Our first class was with Deryl, who discussed structure as five parts: exposition, rising action, climax, falling action and resolution. He illustrated with Shakespeare’s Romeo and Juliet. As an exercise, he had us reach write an exposition in one sentence, pass it to the person on their right who then had to write the rising action in one sentence, and so on until we had a number of sheets, each written by five people. The results will be read (cringe) tomorrow.

Jeanne Clark and Rob Davidson

Jeanne and Rob in our classroom. This was not flash, hence the blur.

Rob had us read things we wrote out over the weekend. For home play we are to write an opening paragraph.

Jeanne read us “5th Grade Autobiography” by Rita Dove. She then handed out two poems: “Catching Songs,” by Robert Childers and “Elegy Ending in a Dream,” by Patrick Phillips. She had us tell her as many things as we could about the second poem and got almost a board full of responses. This was a “call and response” poem, with the first line of each couplet starting with “I thought” and the second line showing (usually rather obscurely) some difference in feeling now. The second lines are in present tense, the first in past tense. Our home play assignment is to take something or someone you have been unable to write about and write 5 or 6 couplets about it, using the call-response format with the first line of each couplet starting with “I thought.”

Sheila Sanderson

Sheila Sanderson in class. Again blurred because I was using available light in an underground classroom.
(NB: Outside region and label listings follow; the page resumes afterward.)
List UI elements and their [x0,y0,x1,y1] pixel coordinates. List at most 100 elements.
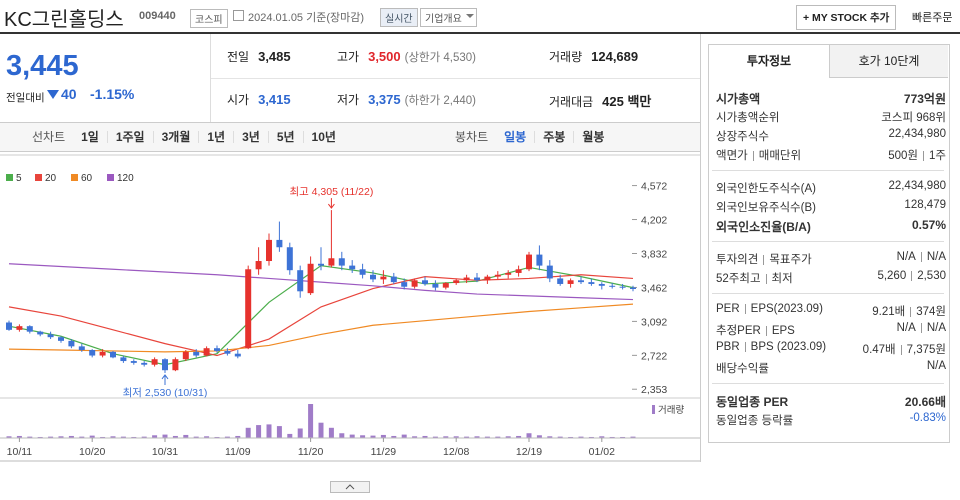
tab[interactable]: 10년 [302,131,344,143]
x-tick-label: 11/29 [371,446,397,458]
info-label: 투자의견 목표주가 [716,251,812,267]
value-part: 코스피 968위 [881,112,946,124]
candle-body [619,286,626,288]
tab[interactable]: 1주일 [106,131,153,143]
value-part: -0.83% [909,412,946,424]
tab[interactable]: 3개월 [152,131,199,143]
change-rate: -1.15% [90,86,135,102]
high-label: 최고 4,305 (11/22) [289,186,373,198]
info-value: 0.57% [912,218,946,235]
volume-bar [432,436,438,438]
info-label: 외국인한도주식수(A) [716,180,816,196]
y-tick-label: 2,722 [641,350,667,362]
volume-bar [110,436,116,438]
info-value: 773억원 [904,90,946,107]
candle-body [526,254,532,270]
group-rule [712,293,944,294]
tab[interactable]: 5년 [267,131,303,143]
candle-body [318,263,324,266]
volume-bar [152,435,158,438]
candle-body [349,265,356,270]
legend-swatch [652,405,655,414]
ma-line [8,303,634,353]
info-row: 추정PER EPS N/A N/A [716,322,946,338]
separator [752,150,754,161]
tab[interactable]: 1일 [81,130,99,144]
quote-value: 3,500 [368,49,401,64]
candle-body [130,361,137,363]
volume-bar [79,436,85,438]
price: 3,445 [6,50,79,82]
mystock-button[interactable]: + MY STOCK 추가 [796,5,897,30]
candle-body [630,287,636,290]
candle-body [37,331,44,335]
x-tick-label: 11/20 [298,446,324,458]
volume-bar [495,436,501,438]
label-part: 외국인소진율(B/A) [716,220,811,234]
info-row: 52주최고 최저 5,260 2,530 [716,270,946,286]
quote-cell: 저가 3,375 (하한가 2,440) [337,91,476,108]
label-part: 시가총액 [716,92,761,106]
volume-bar [308,404,314,438]
value-part: 5,260 [877,270,907,282]
candle-body [453,280,460,284]
volume-bar [256,425,262,438]
info-row: 배당수익률 N/A [716,360,946,376]
legend-swatch [107,174,114,181]
candle-body [26,326,33,332]
volume-bar [100,436,106,438]
down-arrow [47,90,59,99]
info-value: 128,479 [904,199,946,215]
volume-bar [287,433,293,438]
chart-tabs: 선차트 1일 1주일 3개월 1년 3년 5년 10년 봉차트 일봉 주봉 월봉 [0,122,700,152]
collapse-button[interactable] [330,481,370,493]
quote-label: 거래대금 [549,95,594,109]
group-rule [712,383,944,384]
info-row: 외국인소진율(B/A) 0.57% [716,218,946,235]
orderbook-tab[interactable]: 호가 10단계 [830,45,948,78]
quick-order[interactable]: 빠른주문 [912,12,953,24]
info-label: 액면가 매매단위 [716,147,801,163]
tab[interactable]: 주봉 [534,131,573,143]
candle-body [286,247,293,271]
volume-bar [245,427,251,438]
info-tab[interactable]: 투자정보 [709,45,830,78]
x-tick-label: 12/19 [516,446,542,458]
overview-button[interactable]: 기업개요 [420,8,477,27]
info-value: 20.66배 [905,393,946,410]
stock-code: 009440 [139,10,176,22]
candle-body [588,282,595,284]
candle-body [16,326,23,330]
tab[interactable]: 월봉 [573,131,612,143]
volume-bar [349,434,355,438]
tab-label: 봉차트 [455,130,489,144]
tab[interactable]: 일봉 [504,130,527,144]
candle-body [390,276,397,283]
info-label: 추정PER EPS [716,322,795,338]
volume-bar [204,436,210,438]
volume-bar [235,435,241,438]
legend-label: 120 [117,173,134,184]
volume-bar [412,436,418,438]
label-part: EPS(2023.09) [750,303,823,315]
value-part: 500원 [888,150,919,162]
realtime-tag[interactable]: 실시간 [380,8,418,27]
candle-body [546,265,553,279]
candle-body [307,263,314,294]
separator [765,273,767,284]
tab[interactable]: 3년 [233,131,268,143]
volume-bar [276,426,282,438]
candle-body [182,351,189,360]
ma-line [8,274,634,357]
quote-cell: 거래량 124,689 [549,48,638,65]
dropdown-caret [466,14,474,22]
volume-bar [547,436,553,438]
legend-swatch [71,174,78,181]
candle-body [505,272,512,275]
candle-body [328,258,335,266]
x-tick-label: 01/02 [589,446,615,458]
group-rule [712,241,944,242]
tab[interactable]: 1년 [198,131,233,143]
arrow-head [161,374,169,380]
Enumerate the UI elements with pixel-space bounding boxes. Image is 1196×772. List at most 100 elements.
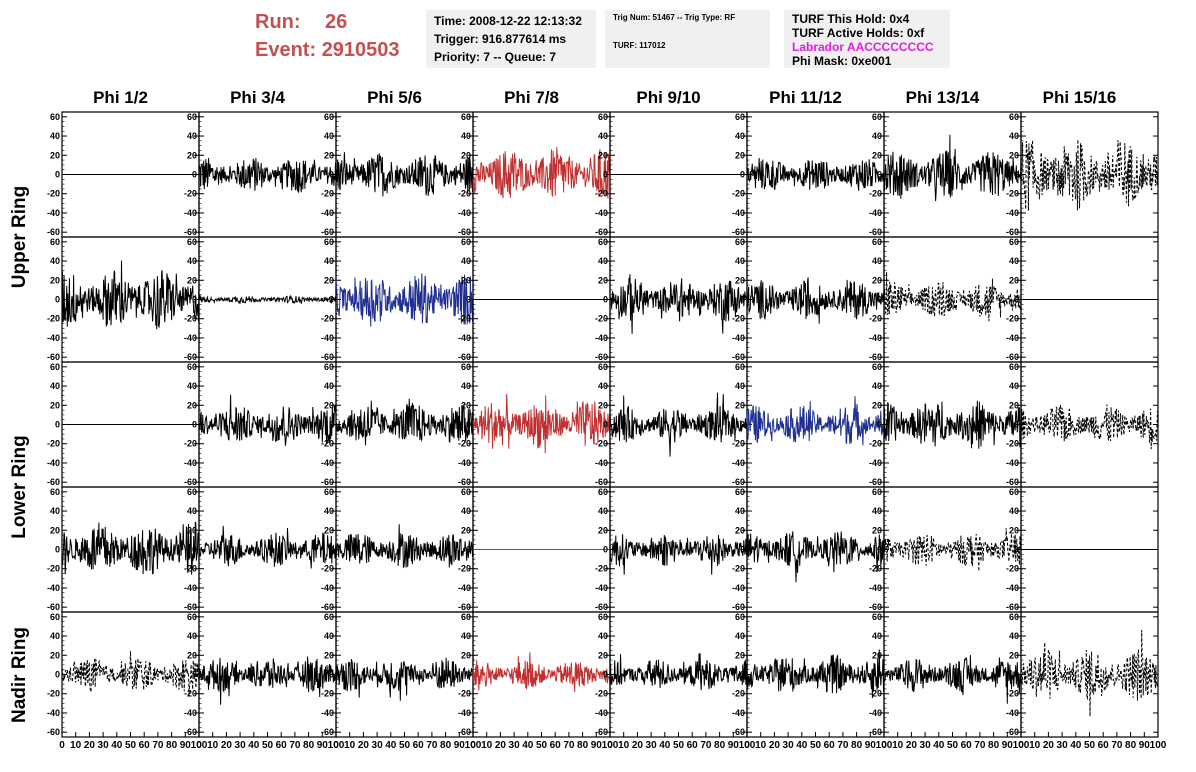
y-tick-label: -60 — [869, 352, 882, 362]
y-tick-label: -20 — [184, 564, 197, 574]
y-tick-label: 0 — [329, 295, 334, 305]
x-tick-label: 90 — [1002, 740, 1014, 751]
y-tick-label: 0 — [55, 545, 60, 555]
x-tick-label: 40 — [933, 740, 945, 751]
y-tick-label: -60 — [47, 227, 60, 237]
y-tick-label: 40 — [872, 381, 882, 391]
x-tick-label: 0 — [196, 740, 202, 751]
y-tick-label: 0 — [466, 420, 471, 430]
y-tick-label: -20 — [1006, 689, 1019, 699]
y-tick-label: 0 — [192, 170, 197, 180]
y-tick-label: -60 — [732, 477, 745, 487]
x-tick-label: 80 — [577, 740, 589, 751]
x-tick-label: 30 — [98, 740, 110, 751]
y-tick-label: -20 — [321, 564, 334, 574]
x-tick-label: 0 — [1018, 740, 1024, 751]
y-tick-label: 60 — [1009, 487, 1019, 497]
waveform-r4-c5 — [746, 649, 885, 699]
y-tick-label: -20 — [732, 189, 745, 199]
x-tick-label: 90 — [591, 740, 603, 751]
y-tick-label: -20 — [458, 689, 471, 699]
y-tick-label: 60 — [872, 112, 882, 122]
waveform-r0-c5 — [746, 157, 885, 191]
waveform-r3-c5 — [746, 531, 885, 583]
y-tick-label: -40 — [184, 458, 197, 468]
x-tick-label: 40 — [522, 740, 534, 751]
y-tick-label: -20 — [458, 314, 471, 324]
time-text: Time: 2008-12-22 12:13:32 — [434, 14, 582, 28]
phi-header-5: Phi 9/10 — [636, 88, 701, 107]
y-tick-label: -40 — [47, 208, 60, 218]
y-tick-label: 60 — [50, 362, 60, 372]
y-tick-label: -40 — [1006, 208, 1019, 218]
y-tick-label: 40 — [187, 256, 197, 266]
x-tick-label: 70 — [837, 740, 849, 751]
y-tick-label: 20 — [187, 150, 197, 160]
x-tick-label: 40 — [796, 740, 808, 751]
x-tick-label: 100 — [739, 740, 756, 751]
y-tick-label: 60 — [1009, 112, 1019, 122]
y-tick-label: 0 — [55, 170, 60, 180]
y-tick-label: 60 — [461, 237, 471, 247]
y-tick-label: -40 — [184, 708, 197, 718]
y-tick-label: 0 — [466, 170, 471, 180]
x-tick-label: 10 — [1029, 740, 1041, 751]
waveform-r3-c0 — [61, 521, 200, 575]
y-tick-label: -60 — [732, 227, 745, 237]
y-tick-label: -60 — [321, 727, 334, 737]
y-tick-label: -40 — [732, 458, 745, 468]
x-tick-label: 70 — [1111, 740, 1123, 751]
y-tick-label: -40 — [458, 208, 471, 218]
x-tick-label: 10 — [618, 740, 630, 751]
y-tick-label: -40 — [321, 458, 334, 468]
y-tick-label: 0 — [192, 420, 197, 430]
y-tick-label: 20 — [872, 650, 882, 660]
y-tick-label: 60 — [50, 612, 60, 622]
y-tick-label: -40 — [458, 583, 471, 593]
y-tick-label: -60 — [47, 352, 60, 362]
y-tick-label: 0 — [740, 420, 745, 430]
waveform-r1-c5 — [746, 277, 885, 324]
waveform-r4-c7 — [1020, 629, 1159, 717]
y-tick-label: 40 — [461, 506, 471, 516]
y-tick-label: -40 — [321, 708, 334, 718]
waveform-r4-c1 — [198, 656, 337, 705]
y-tick-label: 20 — [461, 150, 471, 160]
y-tick-label: -20 — [869, 439, 882, 449]
x-tick-label: 0 — [607, 740, 613, 751]
y-tick-label: 20 — [461, 525, 471, 535]
waveform-r3-c2 — [335, 524, 474, 569]
waveform-r0-c1 — [198, 157, 337, 193]
y-tick-label: 60 — [1009, 362, 1019, 372]
x-tick-label: 10 — [70, 740, 82, 751]
y-tick-label: 20 — [598, 150, 608, 160]
y-tick-label: 20 — [324, 275, 334, 285]
x-tick-label: 60 — [276, 740, 288, 751]
run-label: Run: — [255, 11, 301, 33]
x-tick-label: 30 — [920, 740, 932, 751]
y-tick-label: -20 — [595, 439, 608, 449]
y-tick-label: 40 — [187, 631, 197, 641]
waveform-r0-c2 — [335, 152, 474, 197]
waveform-r1-c0 — [61, 260, 200, 330]
y-tick-label: 60 — [1009, 237, 1019, 247]
waveform-r1-c2 — [335, 273, 474, 327]
y-tick-label: -60 — [595, 602, 608, 612]
y-tick-label: -40 — [732, 333, 745, 343]
y-tick-label: 20 — [1009, 275, 1019, 285]
y-tick-label: -40 — [732, 208, 745, 218]
y-tick-label: -20 — [595, 189, 608, 199]
y-tick-label: -60 — [184, 352, 197, 362]
y-tick-label: -40 — [1006, 583, 1019, 593]
x-tick-label: 50 — [125, 740, 137, 751]
y-tick-label: 60 — [324, 112, 334, 122]
y-tick-label: 60 — [872, 612, 882, 622]
y-tick-label: 60 — [1009, 612, 1019, 622]
y-tick-label: 40 — [324, 381, 334, 391]
y-tick-label: -20 — [321, 314, 334, 324]
y-tick-label: 60 — [324, 237, 334, 247]
y-tick-label: -60 — [1006, 602, 1019, 612]
x-tick-label: 60 — [824, 740, 836, 751]
y-tick-label: -40 — [869, 458, 882, 468]
y-tick-label: 40 — [50, 631, 60, 641]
We had a guest for the afternoon session: Sheila Sanderson, editor of Alligator Juniper and author of Keeping Even, a collection of her poems. She read us a number of her poems: “Never and Always,” “The Stopping Place,” “High Desert Arizona,” “Barefoot along the North Atlantic,” “Rift Valley,” “Conspiracy in White,” “Keeping Even” (the title poem) and “Only One Place to be: Hell or Kentucky.”

She then gave us “Ode to the Maggot,” by Yusef Komunyakaa, and as an exercise had us write either an ode to the unlovely, or to think of something for which you have a particular fondness and note details as to why you are fond of it, and then use those details to write a piece “In disgust of_____.”

After that she gave us two poems allegedly written on odd things: “Written on the Stub of the First Paycheck,” by William Stafford, and “Poem Written on the Back of Bad Directions to Your House,” by Jason Fitschen. A third poem, “This is Just to Say,” by William Carlos Williams, was an example of an apology for something you weren’t really sorry for. As a second class exercise she had us write either a poem supposedly written on some strange thing or an insincere apology.

Tomorrow afternoon will be our individual conferences with the instructors, and the afternoon after that will be class participants’ readings (6 to 8 minutes each.)